Larissa Hjorth is an artist, digital ethnographer and senior lecturer in the Games Programs, School of Media & Communication, RMIT University. Since 2000, Hjorth has been researching and publishing on gendered customising of mobile communication, gaming and virtual communities in the Asia–Pacific — these studies are outlined in her book, Mobile Media in the Asia-Pacific (London, Routledge). Hjorth has published widely on the topic in national and International journals in journals such as Games and Culture journal, Convergence journal, Journal of Intercultural Studies, Continuum, ACCESS, Fibreculture and Southern Review and in 2009 co-edited two Routledge anthologies, Gaming Cultures and Place in the Asia–Pacific region (with Dean Chan) and Mobile technologies: from Telecommunication to Media (with Gerard Goggin). In 2010 Hjorth released Games & Gaming textbook (London: Berg).

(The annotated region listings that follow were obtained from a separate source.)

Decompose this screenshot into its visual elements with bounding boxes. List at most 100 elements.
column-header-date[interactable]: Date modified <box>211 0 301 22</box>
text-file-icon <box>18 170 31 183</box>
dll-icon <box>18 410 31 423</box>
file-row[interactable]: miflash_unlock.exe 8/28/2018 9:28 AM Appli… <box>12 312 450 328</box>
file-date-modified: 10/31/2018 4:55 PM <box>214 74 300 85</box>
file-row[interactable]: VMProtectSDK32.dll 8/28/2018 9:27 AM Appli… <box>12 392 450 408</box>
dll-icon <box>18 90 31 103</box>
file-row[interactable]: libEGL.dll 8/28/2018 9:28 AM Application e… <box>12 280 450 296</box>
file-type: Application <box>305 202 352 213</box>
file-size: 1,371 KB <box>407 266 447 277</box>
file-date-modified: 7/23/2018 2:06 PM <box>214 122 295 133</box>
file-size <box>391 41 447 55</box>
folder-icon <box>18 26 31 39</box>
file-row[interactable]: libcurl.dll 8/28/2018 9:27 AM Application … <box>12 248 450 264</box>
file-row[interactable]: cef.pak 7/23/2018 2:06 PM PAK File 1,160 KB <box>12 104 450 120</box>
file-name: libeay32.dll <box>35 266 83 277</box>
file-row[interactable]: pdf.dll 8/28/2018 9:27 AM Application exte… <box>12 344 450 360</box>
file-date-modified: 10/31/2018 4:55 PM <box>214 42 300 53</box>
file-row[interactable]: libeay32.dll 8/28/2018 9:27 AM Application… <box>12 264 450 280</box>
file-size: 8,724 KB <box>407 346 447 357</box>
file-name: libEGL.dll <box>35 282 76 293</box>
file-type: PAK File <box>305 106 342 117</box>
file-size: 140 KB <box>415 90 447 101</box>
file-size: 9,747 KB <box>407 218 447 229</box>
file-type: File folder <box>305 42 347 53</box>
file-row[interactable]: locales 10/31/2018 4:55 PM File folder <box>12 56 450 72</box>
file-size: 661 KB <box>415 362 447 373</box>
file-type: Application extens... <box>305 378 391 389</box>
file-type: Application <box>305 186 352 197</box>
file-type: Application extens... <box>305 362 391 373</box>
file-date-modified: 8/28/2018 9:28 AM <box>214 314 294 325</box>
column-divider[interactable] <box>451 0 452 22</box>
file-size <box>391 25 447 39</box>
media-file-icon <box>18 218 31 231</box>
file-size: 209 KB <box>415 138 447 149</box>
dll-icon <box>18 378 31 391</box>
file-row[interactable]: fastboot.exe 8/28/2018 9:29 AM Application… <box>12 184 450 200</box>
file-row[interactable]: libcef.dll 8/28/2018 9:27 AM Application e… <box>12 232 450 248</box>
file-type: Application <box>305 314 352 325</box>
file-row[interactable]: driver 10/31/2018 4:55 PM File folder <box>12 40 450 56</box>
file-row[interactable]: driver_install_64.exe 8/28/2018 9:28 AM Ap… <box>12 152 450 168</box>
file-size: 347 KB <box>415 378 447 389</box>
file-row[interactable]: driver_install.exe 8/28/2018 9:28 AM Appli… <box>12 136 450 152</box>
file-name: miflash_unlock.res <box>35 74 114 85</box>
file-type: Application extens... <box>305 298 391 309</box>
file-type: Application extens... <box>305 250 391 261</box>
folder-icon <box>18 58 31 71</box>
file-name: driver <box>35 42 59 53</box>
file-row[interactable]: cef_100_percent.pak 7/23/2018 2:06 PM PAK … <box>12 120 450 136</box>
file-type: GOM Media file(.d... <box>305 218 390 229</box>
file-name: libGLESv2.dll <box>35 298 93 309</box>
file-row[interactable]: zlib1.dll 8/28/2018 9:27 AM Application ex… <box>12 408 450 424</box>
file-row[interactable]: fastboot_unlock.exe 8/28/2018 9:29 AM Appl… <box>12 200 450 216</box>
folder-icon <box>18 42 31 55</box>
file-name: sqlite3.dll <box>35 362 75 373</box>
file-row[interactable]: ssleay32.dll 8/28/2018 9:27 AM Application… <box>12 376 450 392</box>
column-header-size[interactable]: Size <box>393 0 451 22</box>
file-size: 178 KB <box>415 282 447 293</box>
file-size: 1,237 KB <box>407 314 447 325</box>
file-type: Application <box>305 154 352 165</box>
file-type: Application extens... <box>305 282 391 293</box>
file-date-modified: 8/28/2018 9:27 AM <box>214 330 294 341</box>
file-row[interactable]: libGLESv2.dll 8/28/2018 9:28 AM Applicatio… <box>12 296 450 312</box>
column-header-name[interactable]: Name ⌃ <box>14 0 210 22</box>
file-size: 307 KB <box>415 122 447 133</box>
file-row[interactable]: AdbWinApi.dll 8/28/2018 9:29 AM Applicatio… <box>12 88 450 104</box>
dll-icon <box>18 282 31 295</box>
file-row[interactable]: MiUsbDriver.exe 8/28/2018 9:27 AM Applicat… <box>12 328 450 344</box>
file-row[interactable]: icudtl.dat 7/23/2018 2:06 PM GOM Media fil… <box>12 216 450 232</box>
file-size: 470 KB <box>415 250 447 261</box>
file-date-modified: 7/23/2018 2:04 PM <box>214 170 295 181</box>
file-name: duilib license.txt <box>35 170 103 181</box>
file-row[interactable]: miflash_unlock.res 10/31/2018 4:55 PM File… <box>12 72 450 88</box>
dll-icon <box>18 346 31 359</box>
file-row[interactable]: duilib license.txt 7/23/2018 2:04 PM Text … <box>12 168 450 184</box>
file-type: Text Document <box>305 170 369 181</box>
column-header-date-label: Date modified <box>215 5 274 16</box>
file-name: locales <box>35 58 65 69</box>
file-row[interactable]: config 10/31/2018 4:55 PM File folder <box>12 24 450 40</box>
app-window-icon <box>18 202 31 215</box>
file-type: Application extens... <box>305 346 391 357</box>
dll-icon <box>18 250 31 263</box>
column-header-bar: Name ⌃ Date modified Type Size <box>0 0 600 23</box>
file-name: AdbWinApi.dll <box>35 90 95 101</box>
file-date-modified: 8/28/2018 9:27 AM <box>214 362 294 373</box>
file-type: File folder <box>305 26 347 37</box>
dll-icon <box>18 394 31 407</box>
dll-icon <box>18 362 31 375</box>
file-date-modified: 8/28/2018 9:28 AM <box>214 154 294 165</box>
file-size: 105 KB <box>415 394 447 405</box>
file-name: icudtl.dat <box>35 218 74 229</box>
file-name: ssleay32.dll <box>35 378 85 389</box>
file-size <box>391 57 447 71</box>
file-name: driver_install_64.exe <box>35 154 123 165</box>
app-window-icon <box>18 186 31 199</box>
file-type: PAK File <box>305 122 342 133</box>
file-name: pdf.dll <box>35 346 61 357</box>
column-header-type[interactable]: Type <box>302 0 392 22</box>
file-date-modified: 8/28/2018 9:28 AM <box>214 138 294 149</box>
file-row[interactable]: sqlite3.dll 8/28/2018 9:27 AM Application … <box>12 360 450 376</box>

In 2009 Hjorth began her ARC APD discovery fellowship with Michael Arnold exploring the role of the local and online with communities in the region. This three-year, cross-cultural project will explore six locations – Tokyo, Seoul, Shanghai, Singapore, Manila, and Melbourne. She is also currently working together with Jack Qiu, Baohua Zhou and Ding Wei on a South China grant studying social media and the migrant working class in China (2009-2011).
As an artist, Hjorth has been awarded various prestigious awards such as Gyeonggi Creation Center art residency (2010), The Australia Council new work fellowship (2006), Australia Council Tokyo studio (2000), Akiyoshidai International Art Village residency (2002) and the Asialink Seoul visual art residency (2005) as well as gaining over 20 government and corporate grants for her work involving new media in the region. Hjorth has had over 10 solo exhibitions at institutions such as EAF and CACSA, participated in over 50 art exhibitions (such as Yokohama Triennale 2001 with Japanese Internet group, Candy Factory) and curated many cross-cultural projects such as the Japanese and Australian magazine and exhibition project, gloss (2002). In 2010 she had a solo exhibition, Still Mobile, at Gyeonggi Museum of Modern Art in Korea.